The Community Association there recently won the argument to build a subway not three dangerous pedestrian crossings.
11:21am Mon 15 Oct 12
olafpalme says...
4:42pm Mon 15 Oct 12
King Joke says...
6:35pm Mon 15 Oct 12
Andrew:Oxford says...
7:14pm Mon 15 Oct 12
paul from Kennington says...
10:17pm Mon 15 Oct 12
worldoftrans says...
In my opinion, the A40 should be a solid D/C all the way around Oxford from Thornhill right out to Witney with exits like those on the A34 for example?, but then again 'it costs money', or there's not a need for it!', sorry to rant a bit but it does wind me up when they only look at spending more money on short-term gains rather than a one off big project ehich wouldn't need looking at for years to come.
11:42pm Mon 15 Oct 12
Patrick in Devon says...
I live near a branch line with a day return at £7 for a 60 mile round trip, which would cost much more in fuel and parking, and its so well used its often full and standing.
Build a single track to Carterton with a half hourly service (by extending trains which currently terminate at Oxford) and you would remove many thousands of car journeys each day from the A40 at a fraction of the cost of dual carraigeways, junctions etc.
11:53am Tue 16 Oct 12
the wizard says...
Dualing the A40 is not the ultimate answer, as it arrives at Woodstock Road roundabout and is then bottle necked all the way down to Banbury Road roundabout . A relief road around all of that is needed, but we then get back to OCC favourite cost cutting measure, TALK, because its cheap.
A no time penalty light rail would be attractive to many, but it needs to be correctly set up and with ample parking and bike facilities to attract travellers. The only problem with it now is the set up costs which will get scoffed at by everyone because there is no money. The existing bus service by Stage coach is heavily used so perhaps more buses at peak times, a doubling up, may bring in more travellers.
The simple fact is, there is no easy solution, if there was it would have been done before now, once more, lack of vision by OCC in their quest for more houses, more houses and even more houses has blighted the whole of Oxfordshire, which is now painted into a corner of OCC's making.

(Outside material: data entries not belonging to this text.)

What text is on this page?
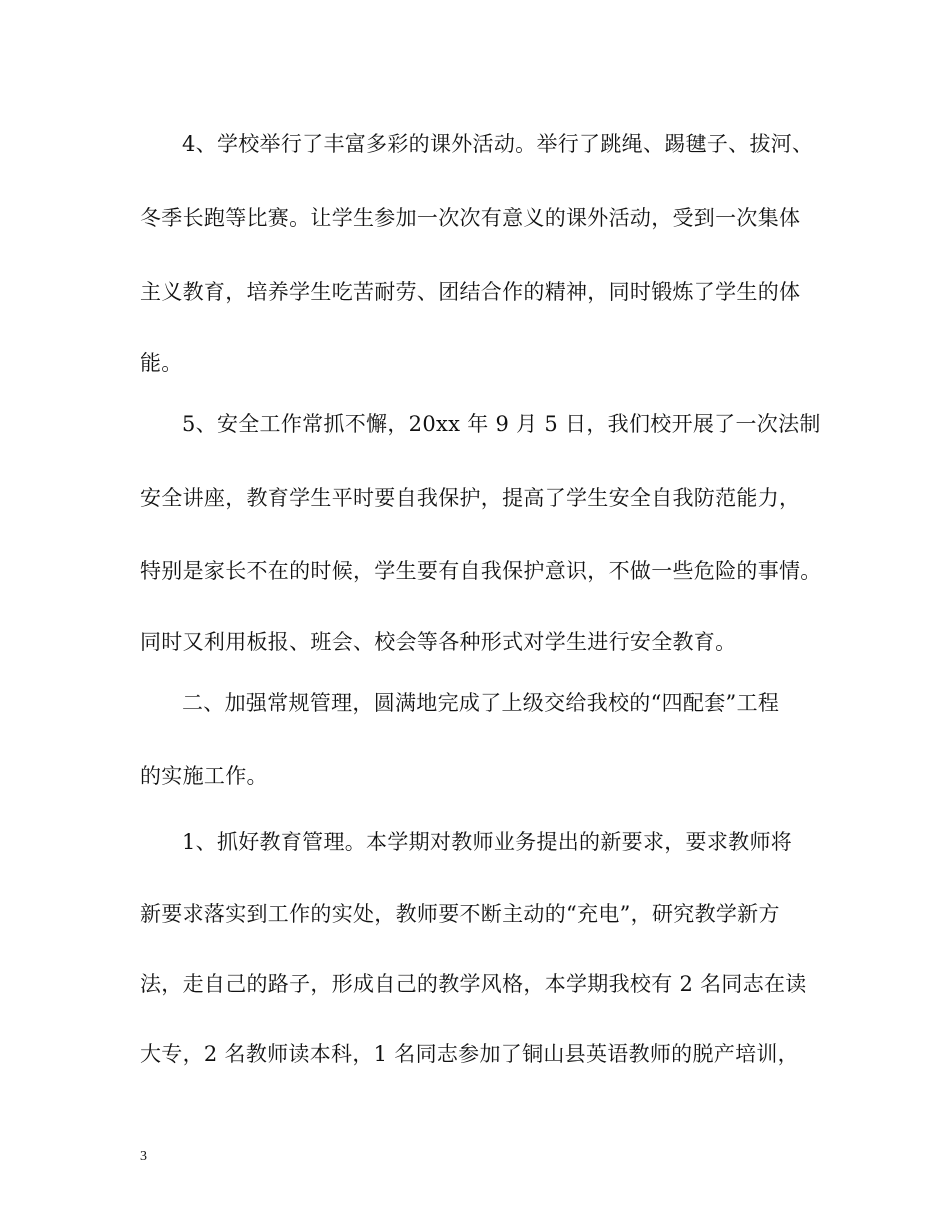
4、学校举行了丰富多彩的课外活动。举行了跳绳、踢毽子、拔河、

冬季长跑等比赛。让学生参加一次次有意义的课外活动，受到一次集体

主义教育，培养学生吃苦耐劳、团结合作的精神，同时锻炼了学生的体

能。

5、安全工作常抓不懈，20xx 年 9 月 5 日，我们校开展了一次法制

安全讲座，教育学生平时要自我保护，提高了学生安全自我防范能力，

特别是家长不在的时候，学生要有自我保护意识，不做一些危险的事情。

同时又利用板报、班会、校会等各种形式对学生进行安全教育。

二、加强常规管理，圆满地完成了上级交给我校的“四配套”工程

的实施工作。

1、抓好教育管理。本学期对教师业务提出的新要求，要求教师将

新要求落实到工作的实处，教师要不断主动的“充电”，研究教学新方

法，走自己的路子，形成自己的教学风格，本学期我校有 2 名同志在读

大专，2 名教师读本科，1 名同志参加了铜山县英语教师的脱产培训，

3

OCC follows government requests and directives, but have obviously underspent on any road infrastructure, maybe not spent at all. Useless and incompetent doesn't come close
1:36pm Tue 16 Oct 12
H.J.Harris says...
In the last couple of generations, we have undergone many culture changes, one of which is the desire for young people to leave home and buy houses of their own. It was usual for these people to stay with the parents until leaving to get married and set up their own homes. As well as the growth in population, this has led to a far greater demand for housing.
1:46pm Tue 16 Oct 12
the wizard says...
2:38pm Tue 16 Oct 12
livedhereforyears says...
9:28pm Tue 16 Oct 12
the wizard says...
8:51am Fri 19 Oct 12
nickwilcock says...
No new housing should be built near the A40 until the road has been upgraded to dual carriageway standard from Witney to the M40 with roundabout flyovers for through traffic.
Hudspeth is, as usual, completely wrong.